Humaniora

Paguron Kiai Madrais Larang Santri Poligami

Memahami ajaran agama Jawa Sunda sama halnya dengan menggali budaya spiritual bangsa di tahun 1840-an. Ketika itu, Pangeran Kusuma Adiningrat kembali ke Cigugur. Namun kegemarannya berkelana masih dilanjutkan.

Di Cigugur ia mendirikan paguron (pesantren) dan mengajar agama Islam. Sejak itu, ia dikenal dengan nama Kiai Madrais. Namanya pun tersohor pula di Pesantren Heubeul Isuk dan Ciwedus (daerah Gebang), sebagai seorang yang pandai dan berpengaruh.

Pangeran Kusuma Adiningrat dikenal pula dengan sebutan Pangeran Surya Nata. Ia kemudian memakai nama ayahnya kembali setelah Keraton Cirebon mengakui gelar kebangsawanannya. Mulailah ia dikenal sebagai Pangeran Sadewa Alibassa Kusuma Wijaya Ningrat.
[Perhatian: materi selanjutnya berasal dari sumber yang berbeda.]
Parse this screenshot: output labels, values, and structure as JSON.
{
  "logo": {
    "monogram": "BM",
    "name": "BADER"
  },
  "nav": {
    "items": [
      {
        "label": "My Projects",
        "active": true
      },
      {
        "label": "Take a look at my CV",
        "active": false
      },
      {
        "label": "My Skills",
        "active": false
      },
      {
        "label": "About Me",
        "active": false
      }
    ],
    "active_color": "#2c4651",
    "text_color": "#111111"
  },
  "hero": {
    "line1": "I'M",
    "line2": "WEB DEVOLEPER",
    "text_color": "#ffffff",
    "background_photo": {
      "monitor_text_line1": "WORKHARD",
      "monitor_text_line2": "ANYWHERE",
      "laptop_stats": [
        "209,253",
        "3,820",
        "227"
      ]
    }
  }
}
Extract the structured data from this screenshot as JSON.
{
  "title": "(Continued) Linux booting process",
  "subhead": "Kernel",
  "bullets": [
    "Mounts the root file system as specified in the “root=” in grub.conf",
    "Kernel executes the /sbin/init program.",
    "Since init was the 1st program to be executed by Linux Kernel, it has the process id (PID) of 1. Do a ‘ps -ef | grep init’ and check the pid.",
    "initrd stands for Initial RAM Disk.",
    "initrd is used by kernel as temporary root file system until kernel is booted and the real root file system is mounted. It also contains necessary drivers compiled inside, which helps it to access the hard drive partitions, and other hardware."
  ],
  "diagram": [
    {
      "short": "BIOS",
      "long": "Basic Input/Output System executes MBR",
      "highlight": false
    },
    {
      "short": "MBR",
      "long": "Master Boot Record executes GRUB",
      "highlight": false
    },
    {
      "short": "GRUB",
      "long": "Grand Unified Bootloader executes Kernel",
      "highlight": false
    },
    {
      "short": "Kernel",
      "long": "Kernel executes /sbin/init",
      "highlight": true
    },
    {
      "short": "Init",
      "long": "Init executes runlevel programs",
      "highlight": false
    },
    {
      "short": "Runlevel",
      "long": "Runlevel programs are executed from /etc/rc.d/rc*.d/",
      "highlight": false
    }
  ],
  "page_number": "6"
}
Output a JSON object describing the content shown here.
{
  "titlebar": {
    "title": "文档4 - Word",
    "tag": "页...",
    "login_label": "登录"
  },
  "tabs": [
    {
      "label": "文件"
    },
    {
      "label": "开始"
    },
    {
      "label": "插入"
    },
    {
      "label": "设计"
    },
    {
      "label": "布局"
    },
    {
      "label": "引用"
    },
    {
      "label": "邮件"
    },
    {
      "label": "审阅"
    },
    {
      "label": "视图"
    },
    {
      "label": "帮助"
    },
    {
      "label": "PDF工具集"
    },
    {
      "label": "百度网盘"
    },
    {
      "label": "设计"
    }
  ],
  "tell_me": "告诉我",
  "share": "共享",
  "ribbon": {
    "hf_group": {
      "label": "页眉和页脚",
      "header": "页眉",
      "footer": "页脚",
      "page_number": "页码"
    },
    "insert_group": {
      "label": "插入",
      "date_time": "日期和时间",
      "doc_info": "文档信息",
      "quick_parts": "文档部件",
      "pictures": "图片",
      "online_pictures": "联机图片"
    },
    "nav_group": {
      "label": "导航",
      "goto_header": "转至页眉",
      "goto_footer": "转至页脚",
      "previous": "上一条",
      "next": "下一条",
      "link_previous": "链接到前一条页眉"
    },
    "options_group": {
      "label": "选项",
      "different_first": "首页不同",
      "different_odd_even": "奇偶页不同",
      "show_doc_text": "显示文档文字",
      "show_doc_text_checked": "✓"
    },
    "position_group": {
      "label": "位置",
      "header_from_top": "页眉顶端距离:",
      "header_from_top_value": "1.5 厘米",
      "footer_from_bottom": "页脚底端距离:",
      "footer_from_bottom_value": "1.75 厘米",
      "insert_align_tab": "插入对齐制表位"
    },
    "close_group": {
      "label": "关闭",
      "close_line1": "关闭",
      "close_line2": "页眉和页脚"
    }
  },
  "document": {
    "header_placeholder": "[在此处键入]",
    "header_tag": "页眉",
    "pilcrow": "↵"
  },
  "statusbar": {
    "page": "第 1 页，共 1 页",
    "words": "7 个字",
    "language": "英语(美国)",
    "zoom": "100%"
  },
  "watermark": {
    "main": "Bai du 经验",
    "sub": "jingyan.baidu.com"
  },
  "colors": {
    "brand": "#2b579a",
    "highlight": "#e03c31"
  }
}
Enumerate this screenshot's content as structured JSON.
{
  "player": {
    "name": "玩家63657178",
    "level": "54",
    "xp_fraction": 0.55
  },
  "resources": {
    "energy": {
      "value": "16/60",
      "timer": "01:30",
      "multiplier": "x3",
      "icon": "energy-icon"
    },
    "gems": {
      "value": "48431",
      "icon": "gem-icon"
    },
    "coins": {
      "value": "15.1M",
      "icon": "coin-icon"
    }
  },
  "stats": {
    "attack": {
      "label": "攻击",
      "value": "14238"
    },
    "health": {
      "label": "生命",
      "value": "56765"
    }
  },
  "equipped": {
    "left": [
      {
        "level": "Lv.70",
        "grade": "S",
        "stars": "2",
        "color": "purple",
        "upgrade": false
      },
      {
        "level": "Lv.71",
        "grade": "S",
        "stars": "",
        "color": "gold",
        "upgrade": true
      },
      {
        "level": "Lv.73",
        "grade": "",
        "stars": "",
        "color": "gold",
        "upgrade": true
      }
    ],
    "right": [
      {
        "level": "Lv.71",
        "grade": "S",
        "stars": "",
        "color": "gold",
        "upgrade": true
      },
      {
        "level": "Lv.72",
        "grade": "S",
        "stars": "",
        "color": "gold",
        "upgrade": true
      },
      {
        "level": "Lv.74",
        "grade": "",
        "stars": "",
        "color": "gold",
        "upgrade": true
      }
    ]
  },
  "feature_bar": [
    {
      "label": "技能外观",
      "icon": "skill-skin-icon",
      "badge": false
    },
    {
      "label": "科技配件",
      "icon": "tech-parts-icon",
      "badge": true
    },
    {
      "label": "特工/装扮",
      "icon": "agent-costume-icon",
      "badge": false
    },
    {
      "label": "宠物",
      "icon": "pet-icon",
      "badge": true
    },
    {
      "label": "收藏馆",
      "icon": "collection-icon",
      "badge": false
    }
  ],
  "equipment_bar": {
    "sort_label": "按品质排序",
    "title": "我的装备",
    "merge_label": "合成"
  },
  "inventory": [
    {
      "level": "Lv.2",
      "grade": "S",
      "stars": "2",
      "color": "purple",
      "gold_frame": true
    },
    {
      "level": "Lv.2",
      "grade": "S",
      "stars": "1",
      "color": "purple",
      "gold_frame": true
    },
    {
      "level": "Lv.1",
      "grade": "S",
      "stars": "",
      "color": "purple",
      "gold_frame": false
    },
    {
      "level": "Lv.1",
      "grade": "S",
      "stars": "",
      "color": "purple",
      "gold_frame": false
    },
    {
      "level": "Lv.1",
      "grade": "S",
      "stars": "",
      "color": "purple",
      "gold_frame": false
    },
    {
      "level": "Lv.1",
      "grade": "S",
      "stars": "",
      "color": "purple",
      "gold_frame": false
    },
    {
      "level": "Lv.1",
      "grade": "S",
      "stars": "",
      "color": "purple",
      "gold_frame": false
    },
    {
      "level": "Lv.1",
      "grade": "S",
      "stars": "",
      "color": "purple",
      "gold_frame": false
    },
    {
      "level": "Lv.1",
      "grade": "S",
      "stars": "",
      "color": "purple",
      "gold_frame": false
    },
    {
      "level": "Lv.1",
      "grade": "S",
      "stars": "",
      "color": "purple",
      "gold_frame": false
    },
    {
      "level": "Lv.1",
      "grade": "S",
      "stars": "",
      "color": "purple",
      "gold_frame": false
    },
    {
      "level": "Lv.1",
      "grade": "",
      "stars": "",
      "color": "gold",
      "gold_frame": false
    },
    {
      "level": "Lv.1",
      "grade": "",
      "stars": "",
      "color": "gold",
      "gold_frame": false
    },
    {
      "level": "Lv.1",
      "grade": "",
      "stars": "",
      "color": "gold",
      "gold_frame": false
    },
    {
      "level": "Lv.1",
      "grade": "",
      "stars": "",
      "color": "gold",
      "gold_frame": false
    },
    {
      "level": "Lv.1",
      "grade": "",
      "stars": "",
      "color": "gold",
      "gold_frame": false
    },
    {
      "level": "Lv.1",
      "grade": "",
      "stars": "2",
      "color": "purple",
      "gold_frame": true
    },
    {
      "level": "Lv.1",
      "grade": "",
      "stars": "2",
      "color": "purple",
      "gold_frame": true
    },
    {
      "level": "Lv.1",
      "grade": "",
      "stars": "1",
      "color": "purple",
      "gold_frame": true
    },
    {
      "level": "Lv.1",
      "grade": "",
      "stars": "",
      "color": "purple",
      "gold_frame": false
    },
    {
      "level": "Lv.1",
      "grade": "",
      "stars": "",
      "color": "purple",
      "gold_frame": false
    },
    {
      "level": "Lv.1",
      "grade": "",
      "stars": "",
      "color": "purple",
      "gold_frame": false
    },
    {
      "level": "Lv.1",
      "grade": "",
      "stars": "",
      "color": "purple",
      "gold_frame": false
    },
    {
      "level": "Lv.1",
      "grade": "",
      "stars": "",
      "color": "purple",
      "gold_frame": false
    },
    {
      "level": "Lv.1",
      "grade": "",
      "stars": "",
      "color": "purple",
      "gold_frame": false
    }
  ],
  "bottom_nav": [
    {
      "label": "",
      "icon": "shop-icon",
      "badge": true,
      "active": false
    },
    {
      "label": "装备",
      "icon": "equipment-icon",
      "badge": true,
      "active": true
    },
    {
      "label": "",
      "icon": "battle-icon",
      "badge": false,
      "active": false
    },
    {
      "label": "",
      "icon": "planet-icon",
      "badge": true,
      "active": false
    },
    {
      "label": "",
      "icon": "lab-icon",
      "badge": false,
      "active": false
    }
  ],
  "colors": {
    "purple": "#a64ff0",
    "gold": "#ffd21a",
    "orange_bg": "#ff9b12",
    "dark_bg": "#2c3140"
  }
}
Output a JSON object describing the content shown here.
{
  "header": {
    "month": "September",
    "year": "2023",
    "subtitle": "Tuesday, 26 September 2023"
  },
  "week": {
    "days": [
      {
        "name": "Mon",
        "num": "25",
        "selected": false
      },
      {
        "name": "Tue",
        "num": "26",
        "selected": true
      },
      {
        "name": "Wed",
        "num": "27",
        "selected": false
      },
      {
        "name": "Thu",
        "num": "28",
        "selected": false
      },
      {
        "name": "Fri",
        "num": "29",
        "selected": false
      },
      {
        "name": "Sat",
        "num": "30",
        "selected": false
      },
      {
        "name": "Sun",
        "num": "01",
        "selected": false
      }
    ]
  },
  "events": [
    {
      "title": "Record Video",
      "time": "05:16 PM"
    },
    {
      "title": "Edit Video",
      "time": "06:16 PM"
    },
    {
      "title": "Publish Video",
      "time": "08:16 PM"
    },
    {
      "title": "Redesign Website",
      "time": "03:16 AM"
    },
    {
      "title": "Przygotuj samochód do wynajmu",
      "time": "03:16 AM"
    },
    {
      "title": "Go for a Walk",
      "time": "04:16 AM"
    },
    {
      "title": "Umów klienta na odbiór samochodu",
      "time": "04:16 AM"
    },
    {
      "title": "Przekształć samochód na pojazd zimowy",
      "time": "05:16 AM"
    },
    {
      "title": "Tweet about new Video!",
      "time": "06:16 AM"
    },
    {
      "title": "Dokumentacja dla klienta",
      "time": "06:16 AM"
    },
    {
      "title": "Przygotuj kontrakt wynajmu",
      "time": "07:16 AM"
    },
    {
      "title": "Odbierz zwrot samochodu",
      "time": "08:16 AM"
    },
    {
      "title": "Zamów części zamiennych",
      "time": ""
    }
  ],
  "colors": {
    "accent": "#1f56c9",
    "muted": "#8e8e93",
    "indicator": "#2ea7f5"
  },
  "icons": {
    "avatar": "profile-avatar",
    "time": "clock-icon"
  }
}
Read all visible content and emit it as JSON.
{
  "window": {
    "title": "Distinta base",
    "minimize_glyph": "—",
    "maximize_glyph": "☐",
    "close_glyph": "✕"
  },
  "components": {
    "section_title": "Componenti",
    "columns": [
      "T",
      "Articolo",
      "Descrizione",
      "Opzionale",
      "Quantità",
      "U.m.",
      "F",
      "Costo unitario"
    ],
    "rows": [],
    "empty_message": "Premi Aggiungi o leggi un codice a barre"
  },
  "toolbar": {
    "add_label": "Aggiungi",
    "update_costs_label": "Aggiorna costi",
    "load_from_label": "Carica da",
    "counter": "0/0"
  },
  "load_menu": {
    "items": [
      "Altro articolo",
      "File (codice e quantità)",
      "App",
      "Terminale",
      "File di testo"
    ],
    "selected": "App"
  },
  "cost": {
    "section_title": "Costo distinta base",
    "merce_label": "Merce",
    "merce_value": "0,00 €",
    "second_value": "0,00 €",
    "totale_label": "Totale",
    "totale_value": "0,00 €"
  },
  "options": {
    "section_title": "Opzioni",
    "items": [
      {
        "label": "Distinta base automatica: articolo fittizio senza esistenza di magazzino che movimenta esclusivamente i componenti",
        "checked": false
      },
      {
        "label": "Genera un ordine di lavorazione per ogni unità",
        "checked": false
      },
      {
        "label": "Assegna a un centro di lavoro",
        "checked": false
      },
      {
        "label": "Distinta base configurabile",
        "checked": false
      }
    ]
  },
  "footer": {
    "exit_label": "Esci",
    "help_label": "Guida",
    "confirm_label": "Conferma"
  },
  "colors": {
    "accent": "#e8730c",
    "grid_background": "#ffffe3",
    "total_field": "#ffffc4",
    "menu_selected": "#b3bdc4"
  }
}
Karena mendirikan pesantren yang mulanya mengajarkan agama Islam, ia mendapat panggilan Kiai Madrais. Kiai Madrais pun sangat ulet menentang penjajahan, sebagaimana amanat leluhurnya.

Namun ia tidak melakukannya dengan kekuatan fisik. Melainkan dengan menanamkan rasa kepribadian dan persatuan bangsa. Sekalipun di pesantren mengajarkan agama Islam, namun kepada santrinya, Kiai Madrais selalu menanamkan kesadaran untuk menghargai cara dan ciri bangsa sendiri (Jawa Sunda). Ia melarang santrinya menjiplak budaya lain, terutama yang dapat merusak budaya sendiri.

Dalam tuntunannya, Kiai Madrais menitikberatkan pada kesadaran kebangsaan sebagai dasar dari kesadaran serta iman kepada Tuhan. Selain mengajar agama Islam, diurai pula tuntunan agama-agama lain. Tujuannya untuk meyakinkan dan menemukan titik persamaan dalam Ketuhanan Yang Mahaesa. Yang akan menjadi dasar dari kesadaran berperikemanusiaan dalam mewujudkan cinta kasih terhadap sesama.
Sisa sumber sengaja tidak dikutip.